Thursday, February 25, 2016

More on Barrow Variance

As a follow-up to my recent post about Barrow's remarkable drop in temperature variance, I thought it would be useful to look at a map of variance changes to see how widespread the phenomenon has been.  Has the annual mean temperature become much more stable in recent years over most of the Arctic or even farther afield?  Or is it a localized change near Barrow?  Using the 2m temperature data from the NCEP/NCAR reanalysis, here's the answer (click to enlarge):

According to reanalysis data, Barrow's reduction in temperature variance is not representative of the Arctic region as a whole, as strongly contrasting changes have occurred from place to place.  However, neither is Barrow's change a hyper-local phenomenon; there is a zone of much diminished variance that extends east along the south coast of the Beaufort Sea.  Looking farther afield, there are regions of strongly decreased variance near Russia's New Siberian Islands and in the Greenland Sea, but variance has increased strongly over the Kara Sea (and the North Pacific!).  It seems likely that at least some of the changes in the Arctic are related to the pronounced sea ice extent changes of recent years.  It's not as simple as saying that variance has decreased because ice cover is reduced, but it is notable that much more of the Arctic has seen reduced variance than increased variance.

The "before" and "after" periods in this comparison look quite different - see below.  The zone of low variance from eastern Alaska through the Arctic to the North Atlantic is rather striking in the analysis for the past 15 years.

In the earlier post I mentioned that Barrow's decrease in annual temperature variance was consistent with reduced autocorrelation, i.e. reduced persistence of temperature anomalies.  The chart below illustrates this change; it shows the evolution of the 10-year running autocorrelation of monthly mean temperature anomalies, at a 1 month lag (blue) and 3 month lag (red).  Note that a correlation coefficient greater than +/- 0.18 is statistically significant at the 95% level for a 120-month sample.  Most of the time prior to the mid-2000s, the lag-1 autocorrelation was significantly positive, meaning that consecutive months tended to have the same sign of temperature anomaly.  But in recent years the autocorrelation has collapsed to about zero.  The lag-3 autocorrelation has also decreased, changing from marginally positive to slightly negative.

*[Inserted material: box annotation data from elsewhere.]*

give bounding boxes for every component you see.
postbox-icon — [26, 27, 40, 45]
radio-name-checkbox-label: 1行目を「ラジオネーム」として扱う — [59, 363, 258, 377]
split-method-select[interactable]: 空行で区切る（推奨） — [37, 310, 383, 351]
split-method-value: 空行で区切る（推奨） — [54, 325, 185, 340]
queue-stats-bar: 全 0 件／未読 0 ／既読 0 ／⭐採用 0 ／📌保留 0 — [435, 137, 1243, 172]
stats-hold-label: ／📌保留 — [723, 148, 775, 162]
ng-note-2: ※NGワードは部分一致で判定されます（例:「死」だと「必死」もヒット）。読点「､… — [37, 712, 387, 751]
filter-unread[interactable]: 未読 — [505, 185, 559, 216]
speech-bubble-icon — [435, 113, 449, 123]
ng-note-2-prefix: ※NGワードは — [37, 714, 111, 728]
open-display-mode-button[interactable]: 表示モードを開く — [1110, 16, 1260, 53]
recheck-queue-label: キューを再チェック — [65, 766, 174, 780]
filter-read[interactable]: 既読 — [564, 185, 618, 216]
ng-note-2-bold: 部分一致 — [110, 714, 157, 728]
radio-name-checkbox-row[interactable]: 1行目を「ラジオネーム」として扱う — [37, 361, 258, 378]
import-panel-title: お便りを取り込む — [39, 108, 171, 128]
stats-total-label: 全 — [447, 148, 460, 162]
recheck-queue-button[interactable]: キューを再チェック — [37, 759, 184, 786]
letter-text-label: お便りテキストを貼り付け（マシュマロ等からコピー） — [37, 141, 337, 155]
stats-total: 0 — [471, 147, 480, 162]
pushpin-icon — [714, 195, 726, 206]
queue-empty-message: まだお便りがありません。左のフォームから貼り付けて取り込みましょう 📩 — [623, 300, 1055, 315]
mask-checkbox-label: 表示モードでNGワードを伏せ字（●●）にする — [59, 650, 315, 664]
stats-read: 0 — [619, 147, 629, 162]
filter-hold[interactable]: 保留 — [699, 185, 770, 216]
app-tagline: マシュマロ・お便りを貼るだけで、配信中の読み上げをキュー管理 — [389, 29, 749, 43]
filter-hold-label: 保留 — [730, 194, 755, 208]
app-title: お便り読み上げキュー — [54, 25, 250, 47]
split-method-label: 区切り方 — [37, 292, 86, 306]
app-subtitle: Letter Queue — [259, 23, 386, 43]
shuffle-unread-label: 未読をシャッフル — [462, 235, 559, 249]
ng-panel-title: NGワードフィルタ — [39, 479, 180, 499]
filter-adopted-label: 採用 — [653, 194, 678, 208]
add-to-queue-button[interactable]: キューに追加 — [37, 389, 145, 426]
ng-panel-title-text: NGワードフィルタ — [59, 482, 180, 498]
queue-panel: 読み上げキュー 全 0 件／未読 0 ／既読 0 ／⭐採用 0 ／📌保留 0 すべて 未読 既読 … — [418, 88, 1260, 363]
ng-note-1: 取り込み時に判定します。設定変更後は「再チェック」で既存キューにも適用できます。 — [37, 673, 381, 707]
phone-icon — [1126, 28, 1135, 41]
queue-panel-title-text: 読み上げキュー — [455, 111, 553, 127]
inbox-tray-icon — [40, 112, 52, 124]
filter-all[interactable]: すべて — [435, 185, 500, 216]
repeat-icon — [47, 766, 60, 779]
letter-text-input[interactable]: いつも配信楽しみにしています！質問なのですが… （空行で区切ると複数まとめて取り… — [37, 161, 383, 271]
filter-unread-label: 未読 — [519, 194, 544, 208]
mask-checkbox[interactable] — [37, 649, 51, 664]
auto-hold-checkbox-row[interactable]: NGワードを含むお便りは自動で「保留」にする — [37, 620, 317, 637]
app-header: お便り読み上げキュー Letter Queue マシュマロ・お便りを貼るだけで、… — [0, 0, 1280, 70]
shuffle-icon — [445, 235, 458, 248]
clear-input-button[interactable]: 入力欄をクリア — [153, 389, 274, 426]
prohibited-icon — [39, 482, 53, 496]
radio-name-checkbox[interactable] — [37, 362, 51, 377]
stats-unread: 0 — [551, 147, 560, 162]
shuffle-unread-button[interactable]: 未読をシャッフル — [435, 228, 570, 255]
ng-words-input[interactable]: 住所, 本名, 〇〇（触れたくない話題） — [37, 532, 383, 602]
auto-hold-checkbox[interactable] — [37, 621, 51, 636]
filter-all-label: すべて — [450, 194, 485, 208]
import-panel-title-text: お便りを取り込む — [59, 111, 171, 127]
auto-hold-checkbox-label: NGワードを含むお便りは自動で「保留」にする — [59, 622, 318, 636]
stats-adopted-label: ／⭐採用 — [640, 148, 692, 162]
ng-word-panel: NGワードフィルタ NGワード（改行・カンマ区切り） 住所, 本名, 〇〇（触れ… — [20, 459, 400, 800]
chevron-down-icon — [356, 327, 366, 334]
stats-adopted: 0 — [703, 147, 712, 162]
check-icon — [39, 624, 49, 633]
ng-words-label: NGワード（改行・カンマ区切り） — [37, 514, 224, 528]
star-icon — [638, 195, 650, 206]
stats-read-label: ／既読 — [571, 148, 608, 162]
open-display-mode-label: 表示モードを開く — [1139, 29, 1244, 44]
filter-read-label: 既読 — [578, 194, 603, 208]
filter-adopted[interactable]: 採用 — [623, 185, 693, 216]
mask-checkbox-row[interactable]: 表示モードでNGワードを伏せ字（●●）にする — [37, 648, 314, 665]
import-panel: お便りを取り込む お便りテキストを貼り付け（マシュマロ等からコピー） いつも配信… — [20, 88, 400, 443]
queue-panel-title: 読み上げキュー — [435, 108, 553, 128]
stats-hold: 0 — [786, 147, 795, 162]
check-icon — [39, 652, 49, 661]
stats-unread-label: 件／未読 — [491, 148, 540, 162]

The chart below shows the results for lags of 6, 9, and 12 months.  The lag-6 autocorrelation has recently decreased to a statistically significant -0.18, so temperature anomalies are tending to cancel each other out at opposite ends of the year.  This is consistent with the overall decrease in annual variance, but the fundamental reason for the change is not yet clear.

To conclude for today, here is a chart of annual mean temperatures and running variance at Cold Bay, where the reanalysis suggests that variance has increased in recent years.  The observed temperatures from Cold Bay confirm that variance has increased, and in this case the cause is clear: the North Pacific temperatures have fluctuated widely as the PDO phase has undergone dramatic shifts from year to year.  The extraordinary warmth of the last 3 years in Cold Bay has been particularly unusual in light of the long-term history.


  1. Looking at the 1 and 3 month lags, there seems to be huge bumps at the 1977 regime change and the 1998 El Nino. This would imply that something was happening related to those two indices. If you regressed the lags against known atmosphere indexes, what do you get? This might also help in deciphering what is happening.

    I'm not so sure that I trust the reanalysis right around the north pole. It always looks fishy. Though I would agree that the channel of reduced variance through the arctic is real. We've seen a increase in pressure within the region. How would this affect the variance?

    One thing that little studies like this show is that there is so much left to still study and that we simply don't know. So I think your job is fairly secure.

    1. Eric, that appears to be a good observation about 1977 and 1998 - thanks! Both very major events in the Pacific basin. I'll have to look at that more closely.